When Ploutz-Snyder visited the Twin Cities campus for the first time, she said she was met with the type of welcoming, supportive kindness she was searching for in her education.
“I just found it so easy to connect with the faculty here. Everybody that I talked to was so willing to help me and really wanted to help further my career,” she said. “That was something that drew me here as well— I wanted to learn in an environment where everybody was excited to help their students and that's the energy that I was met with.”
As a career-changer, Ploutz-Snyder found her gap years taught her important lessons. Though school and career development are incredibly important to her, she said being in the workforce helped her learn how to prioritize her health and relationships, offered a real-world perspective on hospital and clinical research settings, and helped her understand the concept of lifelong learning.
“As a pharmacist, you'll always be learning. School is not the end of your learning. It's meant for you to learn as much as you can, to prepare you to be a good pharmacist, but it's not meant for you to know every single thing when you leave,” Ploutz-Snyder said. “There's always gonna be new drugs that you have to learn about… I think that is a value that I've seen a lot of faculty bring to the curriculum…and that's part of the education— how do you keep learning?”
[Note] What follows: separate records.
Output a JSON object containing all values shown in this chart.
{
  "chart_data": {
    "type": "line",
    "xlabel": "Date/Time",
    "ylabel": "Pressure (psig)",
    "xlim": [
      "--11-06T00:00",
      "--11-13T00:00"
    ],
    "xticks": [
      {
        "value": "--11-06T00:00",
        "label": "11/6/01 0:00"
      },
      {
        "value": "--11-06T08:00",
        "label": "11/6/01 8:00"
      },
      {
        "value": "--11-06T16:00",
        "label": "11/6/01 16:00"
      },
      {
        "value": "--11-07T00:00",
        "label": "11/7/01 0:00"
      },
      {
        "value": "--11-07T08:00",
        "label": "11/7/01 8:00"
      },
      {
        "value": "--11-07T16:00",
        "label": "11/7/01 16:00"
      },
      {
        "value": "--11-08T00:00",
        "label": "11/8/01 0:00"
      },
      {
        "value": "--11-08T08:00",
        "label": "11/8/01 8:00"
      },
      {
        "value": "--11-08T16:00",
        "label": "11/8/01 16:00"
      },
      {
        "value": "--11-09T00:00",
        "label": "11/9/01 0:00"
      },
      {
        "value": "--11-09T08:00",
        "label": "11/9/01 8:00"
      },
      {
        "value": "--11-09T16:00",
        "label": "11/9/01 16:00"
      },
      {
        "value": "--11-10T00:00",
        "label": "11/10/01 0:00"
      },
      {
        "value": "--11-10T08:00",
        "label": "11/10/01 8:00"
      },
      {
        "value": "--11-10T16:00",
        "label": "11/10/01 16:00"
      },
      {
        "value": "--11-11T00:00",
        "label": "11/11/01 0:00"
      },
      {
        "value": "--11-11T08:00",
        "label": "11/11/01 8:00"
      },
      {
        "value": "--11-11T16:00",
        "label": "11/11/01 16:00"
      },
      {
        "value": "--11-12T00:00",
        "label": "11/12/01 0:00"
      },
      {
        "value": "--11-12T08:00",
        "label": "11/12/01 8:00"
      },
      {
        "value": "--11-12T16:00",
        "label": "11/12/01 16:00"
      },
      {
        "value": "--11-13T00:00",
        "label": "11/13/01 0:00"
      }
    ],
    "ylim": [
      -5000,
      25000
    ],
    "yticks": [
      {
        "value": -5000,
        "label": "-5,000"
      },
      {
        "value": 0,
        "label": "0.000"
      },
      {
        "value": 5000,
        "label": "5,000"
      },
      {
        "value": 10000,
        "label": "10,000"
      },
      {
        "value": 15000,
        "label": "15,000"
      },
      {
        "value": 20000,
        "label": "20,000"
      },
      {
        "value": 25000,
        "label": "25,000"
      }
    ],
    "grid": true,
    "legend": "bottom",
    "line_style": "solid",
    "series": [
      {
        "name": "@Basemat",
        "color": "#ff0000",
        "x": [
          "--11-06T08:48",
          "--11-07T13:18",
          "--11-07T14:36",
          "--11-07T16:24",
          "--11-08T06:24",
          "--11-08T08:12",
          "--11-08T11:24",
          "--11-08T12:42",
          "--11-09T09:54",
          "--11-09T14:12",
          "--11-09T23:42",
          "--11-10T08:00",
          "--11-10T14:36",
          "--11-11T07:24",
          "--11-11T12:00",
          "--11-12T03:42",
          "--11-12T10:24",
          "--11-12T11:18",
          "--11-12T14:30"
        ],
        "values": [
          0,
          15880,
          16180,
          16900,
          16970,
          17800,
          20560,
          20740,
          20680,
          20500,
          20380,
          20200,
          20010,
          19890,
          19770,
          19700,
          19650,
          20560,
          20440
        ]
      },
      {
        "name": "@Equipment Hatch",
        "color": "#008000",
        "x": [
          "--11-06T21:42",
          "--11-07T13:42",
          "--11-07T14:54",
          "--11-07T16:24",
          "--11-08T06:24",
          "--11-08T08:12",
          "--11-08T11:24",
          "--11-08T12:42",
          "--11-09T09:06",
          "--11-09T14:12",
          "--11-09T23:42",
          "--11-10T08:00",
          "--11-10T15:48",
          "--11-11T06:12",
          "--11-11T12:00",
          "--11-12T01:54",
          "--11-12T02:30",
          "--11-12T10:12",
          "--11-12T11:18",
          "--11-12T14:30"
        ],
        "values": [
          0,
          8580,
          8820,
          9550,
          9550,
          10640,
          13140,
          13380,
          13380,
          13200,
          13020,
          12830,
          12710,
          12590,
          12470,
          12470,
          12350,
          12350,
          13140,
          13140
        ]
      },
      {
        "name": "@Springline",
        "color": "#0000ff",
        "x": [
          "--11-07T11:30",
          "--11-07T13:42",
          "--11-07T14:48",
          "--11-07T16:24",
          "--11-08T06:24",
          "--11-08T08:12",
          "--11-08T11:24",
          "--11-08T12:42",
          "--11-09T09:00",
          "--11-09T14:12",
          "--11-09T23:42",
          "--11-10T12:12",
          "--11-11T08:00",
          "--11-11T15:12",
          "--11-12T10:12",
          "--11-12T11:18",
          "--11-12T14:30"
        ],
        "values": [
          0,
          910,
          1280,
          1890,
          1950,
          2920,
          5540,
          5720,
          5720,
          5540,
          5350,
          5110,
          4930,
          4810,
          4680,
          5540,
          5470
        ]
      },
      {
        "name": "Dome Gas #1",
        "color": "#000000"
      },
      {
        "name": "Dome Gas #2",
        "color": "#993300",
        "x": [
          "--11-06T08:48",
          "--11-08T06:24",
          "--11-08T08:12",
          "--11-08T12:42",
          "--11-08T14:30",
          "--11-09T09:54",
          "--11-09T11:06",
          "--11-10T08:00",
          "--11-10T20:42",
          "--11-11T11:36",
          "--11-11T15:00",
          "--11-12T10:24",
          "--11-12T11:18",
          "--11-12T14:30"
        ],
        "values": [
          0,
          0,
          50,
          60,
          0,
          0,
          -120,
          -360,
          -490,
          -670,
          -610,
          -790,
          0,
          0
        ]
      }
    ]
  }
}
One of Ploutz-Snyder’s favorite facets of the PharmD program this year has been learning about pharmacology. She finds it empowering to learn in which scenarios to use which medications, to examine labs for contraindications, to come to a decision after looking at a patient case. Research is still central to Ploutz-Snyder’s learning; she’s pursuing a research emphasis alongside her degree and works on epilepsy-related research with Dr. Lisa Coles, associate director of clinical pharmacology and pharmacometrics at the Center for Orphan Drug Research. At her core, Ploutz-Snyder simply wants to improve lives.
“As much as I’d love to say I want to create the cure to cancer or I'm going to change the world…at baseline, the goal is to help make somebody's life easier or improve their experience with the healthcare system,” she said. “Hopefully for most of the people that I see I can do that for them.”
With her family out of state, Ploutz-Snyder is proud of the supportive community and success she’s found here, which she said reaffirmed her choice to attend the College of Pharmacy for her PharmD. Keeping an open mind about her career has been incredibly valuable, she said.
“Even though I thought my whole life I was going to be a doctor— you might just run into experiences that totally change your mind and being open to those experiences is huge,” she said. “The only thing you can count on that will always be true in life is that stuff is going to change.”